Examples of questionnaires used can be seen in the Key Documents sections of many of the PSPs on the JLA website including for the Anaesthesia and Perioperative Care PSP, Heart Failure PSP, Parkinson’s PSP, Post Mastectomy Breast Reconstruction (Canada) PSP, Adult Social Work PSP, Broken Bones in Older People PSP, Stroke PSP, and the Physiotherapy PSP.
It is important to ensure that:
- information and surveys are clearly written, in language accessible to all, regardless of how familiar they are with medical terminology
- participation can take place electronically or by post (freepost if possible)
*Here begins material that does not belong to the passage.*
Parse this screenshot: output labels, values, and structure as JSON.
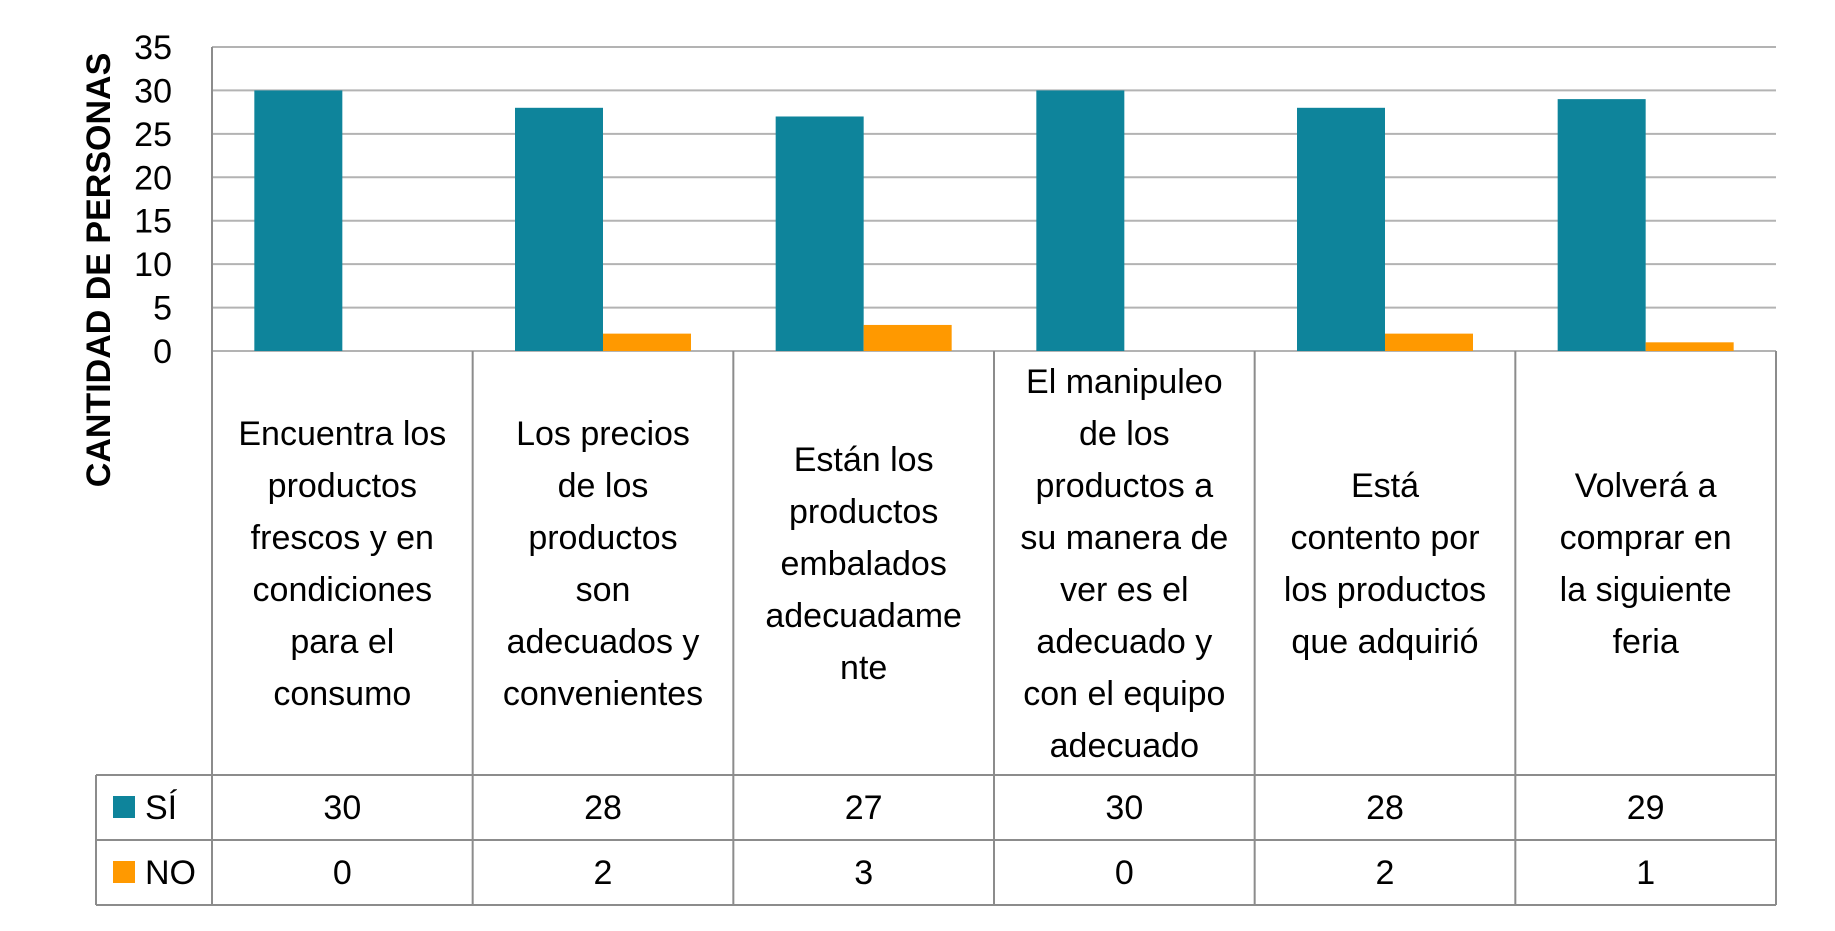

- responses are confidential
- time is allowed for members of the Steering Group to pilot the survey with a small number of patient and clinician contacts, to check whether potential respondents would understand what they needed to do just by reading the instructions (without help from the people arranging to pilot the survey).
The questionnaire will reflect the scope of a PSP and the answers that are required. Questions are usually deliberately open-ended to encourage full responses about the experience of patients, carers and clinicians. It is important that people who do not know about research feel comfortable contributing their ideas, hence the JLA does not suggest asking people for ‘research questions’ but that they are simply encouraged to write about what is important to them.
Surveys usually also ask for additional information about the respondents, such as age group, location and type of health professional. While the survey is open, this information helps the Steering Group to monitor the range of respondent types and target their publicity towards any under-represented groups. Steering Groups should note that the collection of demographic information from respondents is for this purpose only and will not be part of the later analysis of the data. The number of demographic questions asked should therefore be kept to a minimum as too many can be off-putting. Surveys may also ask respondents whether they are interested in taking part in the prioritisation stages of the PSP by either completing the interim survey or potentially taking part in the priority setting workshop. Personal information needs be stored securely, and the PSP is responsible for complying with data protection regulations. The Heart Surgery PSP published a privacy notice to make it clear what would happen with data.
Translation of surveys may be one way of accessing diverse communities. In practice however, few JLA PSPs have used this as a method. A more pragmatic solution may be to work with key members of communities, through existing networks, including the community and voluntary sector organisations, to understand the best way of reaching people and mechanisms available to do that. These may include a talk at an existing meeting, or place of worship, or a session on the local radio station.